Several Orioles said they were aware that Ripken was playing despite pain, but most were caught by surprise on Wednesday when they learned he had left the club to fly to Cleveland to be examined.

"It's not unexpected with the struggles he's had this season," said center fielder Brady Anderson, Ripken's closest friend on the team. "I'm glad he's getting it fixed and will be able to play next year. He's proven that when he's healthy, his skills are as good as ever. He's probably relieved to have it done and get it over with."

Having won almost every award imaginable and having already guaranteed himself election to the Hall of Fame, Ripken has said he will play as long as he's physically able to perform at a high level. This season, he proved that he still has some baseball left in him.

"He could have quit five years ago and still been in the Hall of Fame," Orioles reliever Jesse Orosco said. "But he's playing better than ever. This probably has been the best stretch of his career."

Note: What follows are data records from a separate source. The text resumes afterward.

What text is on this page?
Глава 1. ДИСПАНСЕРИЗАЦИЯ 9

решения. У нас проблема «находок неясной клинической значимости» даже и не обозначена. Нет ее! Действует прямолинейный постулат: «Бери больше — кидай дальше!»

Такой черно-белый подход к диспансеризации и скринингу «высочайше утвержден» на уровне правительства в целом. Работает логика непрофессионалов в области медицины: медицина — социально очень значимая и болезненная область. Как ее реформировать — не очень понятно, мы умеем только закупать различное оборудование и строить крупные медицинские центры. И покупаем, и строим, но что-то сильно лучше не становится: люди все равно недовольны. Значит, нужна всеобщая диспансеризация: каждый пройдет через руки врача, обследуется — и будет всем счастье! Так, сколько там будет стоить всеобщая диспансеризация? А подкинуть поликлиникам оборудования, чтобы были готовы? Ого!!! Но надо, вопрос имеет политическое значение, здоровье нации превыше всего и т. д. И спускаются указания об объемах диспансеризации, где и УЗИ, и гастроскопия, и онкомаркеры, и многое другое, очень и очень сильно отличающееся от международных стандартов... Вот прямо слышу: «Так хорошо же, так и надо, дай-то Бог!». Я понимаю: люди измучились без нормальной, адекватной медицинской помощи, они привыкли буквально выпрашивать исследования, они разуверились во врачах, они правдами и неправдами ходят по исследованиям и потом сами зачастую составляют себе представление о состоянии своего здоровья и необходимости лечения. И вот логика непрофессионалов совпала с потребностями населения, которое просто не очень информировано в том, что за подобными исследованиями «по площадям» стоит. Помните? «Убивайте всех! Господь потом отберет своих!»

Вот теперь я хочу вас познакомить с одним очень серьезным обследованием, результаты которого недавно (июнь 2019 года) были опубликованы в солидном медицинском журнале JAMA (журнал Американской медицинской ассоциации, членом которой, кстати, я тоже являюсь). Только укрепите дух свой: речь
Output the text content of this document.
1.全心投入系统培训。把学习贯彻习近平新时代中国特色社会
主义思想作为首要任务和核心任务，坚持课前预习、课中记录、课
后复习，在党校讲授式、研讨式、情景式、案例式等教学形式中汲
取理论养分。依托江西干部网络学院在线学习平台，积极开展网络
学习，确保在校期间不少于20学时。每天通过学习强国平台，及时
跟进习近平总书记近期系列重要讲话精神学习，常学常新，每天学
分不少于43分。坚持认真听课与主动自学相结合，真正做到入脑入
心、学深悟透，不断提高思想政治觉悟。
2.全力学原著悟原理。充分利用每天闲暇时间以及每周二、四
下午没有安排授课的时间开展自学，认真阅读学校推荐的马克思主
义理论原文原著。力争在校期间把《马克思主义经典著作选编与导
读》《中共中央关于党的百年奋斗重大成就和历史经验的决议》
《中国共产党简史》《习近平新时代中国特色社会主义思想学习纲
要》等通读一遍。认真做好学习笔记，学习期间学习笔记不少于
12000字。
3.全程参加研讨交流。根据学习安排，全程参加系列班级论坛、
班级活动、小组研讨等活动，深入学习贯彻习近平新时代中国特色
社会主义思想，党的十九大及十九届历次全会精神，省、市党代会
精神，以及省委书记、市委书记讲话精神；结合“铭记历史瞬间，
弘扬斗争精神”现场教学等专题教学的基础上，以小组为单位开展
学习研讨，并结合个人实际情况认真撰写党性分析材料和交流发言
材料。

Miller said he had noticed more and more in recent years how opposing players would watch Ripken as he took batting practice and prepared for a game. He said in watching Ripken closely, those opponents were giving him the highest compliment possible.

"There's not too many players in this sport who hold other players in awe," Miller said. "With Cal, I see it throughout baseball. It's pretty remarkable when your peers respect you that much."